Wie sind eure Erfahrungen?
Hat jemand mehr Kenntnis davon?


----------



## Andal (22. Januar 2011)

*AW: Tonische Bewegungslosigkeit*

Bei Hechten, die man per Hand in der Kiemenfalte landet, bei Barschen und Wallern, die durch einen Griff ins Maul gehalten werden tritt auch so eine Starre auf. Ebenso bei Friedfischen, denen man einen Finger in den Rachen steckt.

Ich bin mir aber absolut unsicher, ob das der gleiche Effekt ist, wie bei den Haien, oder ob man nur bestimmte Nerven überreizt, die dann diese Art der Lähmung auslösen. Es deutet viel auf die Lähmung, da sie sich sofort nach dem Ablassen wieder normal bewegen. Bei der tonischen Bewegungslosigkeit, so wie im Bericht gezeigt, dauert der tranceartige Zustand teilweise länger an.
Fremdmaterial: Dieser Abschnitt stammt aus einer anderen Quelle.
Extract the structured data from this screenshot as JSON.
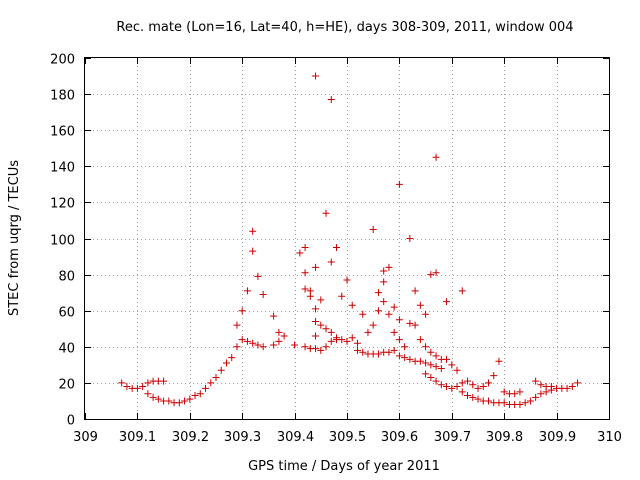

Auf alle Fälle aber sind diese Griffe gut geeignet, einen gefangenen Fisch sehr schonend zu behandeln, da sie unebasichtigtes Schlagen ziemlich gut verhindern und so vor Selbstverletzungen schützen.

Allerdings sollte man besonders bei Karpfen und größeren Döbeln die Finger nie zu tief in den Rachen stecken. Deren Schlundgebisse können dann immer noch reflexartig schließen und was mühelos Muscheln und Krebspanzer knackt, das macht auch am Finger mächtig Aua!


----------



## kati48268 (22. Januar 2011)

*AW: Tonische Bewegungslosigkeit*

Klar, stimmt, bei Hechten, größeren Friedfischen und Barschen mach ich's ja auch so. Irgendwann mal gelernt, nie über Ursachen nachgedacht.

Wirkt der Wallergriff ebenso? Den hab ich (mangels Möglichkeit :c) noch nicht einsetzen können. 
Lande Hechte oft per Kiemengriff, aber da gibt es auch immer wieder Kameraden, die immun gegen den Effekt sind.
Und ich glaube auch, dass der gezeigte Effekt bei den Haien noch einen Tick weiter geht. Sah irre aus!


----------



## Andal (22. Januar 2011)

*AW: Tonische Bewegungslosigkeit*

Haie, als Knorpelfische ja deutlich älter, als unsere Knochenfische, haben nicht umsonst hunderte von Millionen von Jahren auf der Erde bestehen können, wären sie nur die primitive Fressmaschine, die man ihnen andichtet. Was ihre Sinnesleistungen angeht (z.B. die Lorenzinischen Ampullen) sind sie den modernen Knochenfischen sogar deutlich überlegen. Dieses zusätzliche elektromagnetische Sinnesorgan dürfte auch primär für die tonische Bewegungslosigkeit verantwortlich sein.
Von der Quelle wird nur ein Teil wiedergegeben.